A majątek ten doprawdy nie jest mały. Dmitrij Mazepin jest kimś znacznie potężniejszym niż, dla przykładu, dobrze znany ze swojej majętności właściciel Racing Point, Lawrence Stroll.
Rosjanin od 13 lat pełni funkcję prezesa zarządu firmy Uralchem, która zajmuje się produkcją szerokiej gamy produktów chemicznych i nawozów. Jego majątek w 2018 roku został oszacowany na ponad 7 miliardów dolarów. To niemal 3 razy więcej niż w posiadaniu ma wyżej wspomniany Stroll.
Zdaniem Gunthera Steinera spory wkład finansowy zawodnika nie oznacza od razu niezasłużonego miejsca w Formule 1. Szef Haasa przytoczył kilka przykładów na poparcie swej tezy.
“Jest mnóstwo kierowców, którzy dostali się do Formuły 1 dzięki wsparciu finansowemu. Są dobrzy, którzy od samego początku wnosili sponsorów.

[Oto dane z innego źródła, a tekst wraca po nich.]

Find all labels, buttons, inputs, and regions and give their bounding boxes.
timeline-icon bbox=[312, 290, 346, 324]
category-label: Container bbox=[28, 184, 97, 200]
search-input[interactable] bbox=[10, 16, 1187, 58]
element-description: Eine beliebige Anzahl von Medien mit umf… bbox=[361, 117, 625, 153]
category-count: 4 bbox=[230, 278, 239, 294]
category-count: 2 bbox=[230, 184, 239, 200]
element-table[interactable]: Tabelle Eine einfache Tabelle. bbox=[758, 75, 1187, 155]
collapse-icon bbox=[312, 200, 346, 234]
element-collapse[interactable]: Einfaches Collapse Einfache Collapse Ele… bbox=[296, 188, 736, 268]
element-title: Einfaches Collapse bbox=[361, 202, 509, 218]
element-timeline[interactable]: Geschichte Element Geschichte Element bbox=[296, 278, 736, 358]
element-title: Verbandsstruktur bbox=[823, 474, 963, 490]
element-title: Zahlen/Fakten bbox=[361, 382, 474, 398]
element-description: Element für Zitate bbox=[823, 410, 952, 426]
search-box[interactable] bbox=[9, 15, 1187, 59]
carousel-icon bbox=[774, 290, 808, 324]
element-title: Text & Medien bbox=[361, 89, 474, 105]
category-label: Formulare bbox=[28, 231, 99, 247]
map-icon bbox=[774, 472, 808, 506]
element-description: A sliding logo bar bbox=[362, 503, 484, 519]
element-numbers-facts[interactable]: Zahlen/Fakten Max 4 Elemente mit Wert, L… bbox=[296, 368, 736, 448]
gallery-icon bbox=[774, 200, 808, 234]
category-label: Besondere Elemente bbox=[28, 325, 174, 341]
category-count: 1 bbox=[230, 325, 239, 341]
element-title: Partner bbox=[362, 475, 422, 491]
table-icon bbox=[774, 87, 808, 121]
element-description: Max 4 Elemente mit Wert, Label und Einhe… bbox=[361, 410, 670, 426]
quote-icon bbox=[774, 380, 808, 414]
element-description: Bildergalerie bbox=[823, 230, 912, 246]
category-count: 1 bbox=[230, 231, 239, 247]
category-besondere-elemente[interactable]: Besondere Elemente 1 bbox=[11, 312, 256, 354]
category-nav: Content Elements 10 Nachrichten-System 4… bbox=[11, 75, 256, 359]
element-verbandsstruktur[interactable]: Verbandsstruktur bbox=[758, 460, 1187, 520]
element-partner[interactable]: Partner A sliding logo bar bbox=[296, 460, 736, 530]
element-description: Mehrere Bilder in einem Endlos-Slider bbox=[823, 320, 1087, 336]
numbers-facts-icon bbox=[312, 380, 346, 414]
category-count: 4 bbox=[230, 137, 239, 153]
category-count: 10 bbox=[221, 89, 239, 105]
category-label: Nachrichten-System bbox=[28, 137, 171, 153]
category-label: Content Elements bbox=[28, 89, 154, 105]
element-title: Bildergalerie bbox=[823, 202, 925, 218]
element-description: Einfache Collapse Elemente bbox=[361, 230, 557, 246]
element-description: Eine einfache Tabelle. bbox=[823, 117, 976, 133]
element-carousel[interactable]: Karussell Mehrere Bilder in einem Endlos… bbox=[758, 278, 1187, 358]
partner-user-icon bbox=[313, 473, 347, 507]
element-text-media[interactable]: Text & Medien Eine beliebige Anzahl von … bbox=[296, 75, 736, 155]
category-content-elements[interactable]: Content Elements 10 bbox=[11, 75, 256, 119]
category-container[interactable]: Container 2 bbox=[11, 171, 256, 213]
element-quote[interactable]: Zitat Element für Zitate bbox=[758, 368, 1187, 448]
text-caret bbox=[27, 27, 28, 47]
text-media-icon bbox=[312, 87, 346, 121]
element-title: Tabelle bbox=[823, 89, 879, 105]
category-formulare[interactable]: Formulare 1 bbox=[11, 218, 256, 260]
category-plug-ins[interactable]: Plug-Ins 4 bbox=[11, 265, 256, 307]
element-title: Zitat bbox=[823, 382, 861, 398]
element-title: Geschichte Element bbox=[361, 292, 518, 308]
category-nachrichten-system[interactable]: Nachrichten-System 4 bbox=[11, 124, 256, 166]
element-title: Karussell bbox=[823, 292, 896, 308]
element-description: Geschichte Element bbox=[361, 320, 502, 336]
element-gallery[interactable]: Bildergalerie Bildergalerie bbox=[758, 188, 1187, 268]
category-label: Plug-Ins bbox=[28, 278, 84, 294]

Pierwszym z brzegu jest Checo [Sergio Perez]. Gdy wchodził do F1, nazywany był pay-driverem. Patrzcie na niego teraz, zdobył podium i wykonuje dobrą robotę.”
“George Russell w mojej opinii jest jednym z najlepszych kierowców, ale bez pomocy Mercedesa byłby nigdzie. Dużo ich jest. Dalej, Lance Stroll, który zdobył podium. Jeśli są dobrzy w Formule 2, a do tego mają sponsora, to idealnie.”
“Kiedy dawno temu rozmawiałem z Nikim Laudą, powiedział: «Wszedłem do F1 dzięki bankowi, który mnie zasponsorował, bym mógł wykupić miejsce.» Wydaje mi się, że miał na myśli miejsce w BRM. A potem przecież zdobył trzy tytuły mistrza świata.”
“Śledziłem jego [Mazepina] poczynania przez cały sezon. Z pewnością miał trudny początek i gdyby nie on, mógłby teraz walczyć o mistrzostwo. I to właśnie ja dostrzegam – wyniki mówią same za siebie.”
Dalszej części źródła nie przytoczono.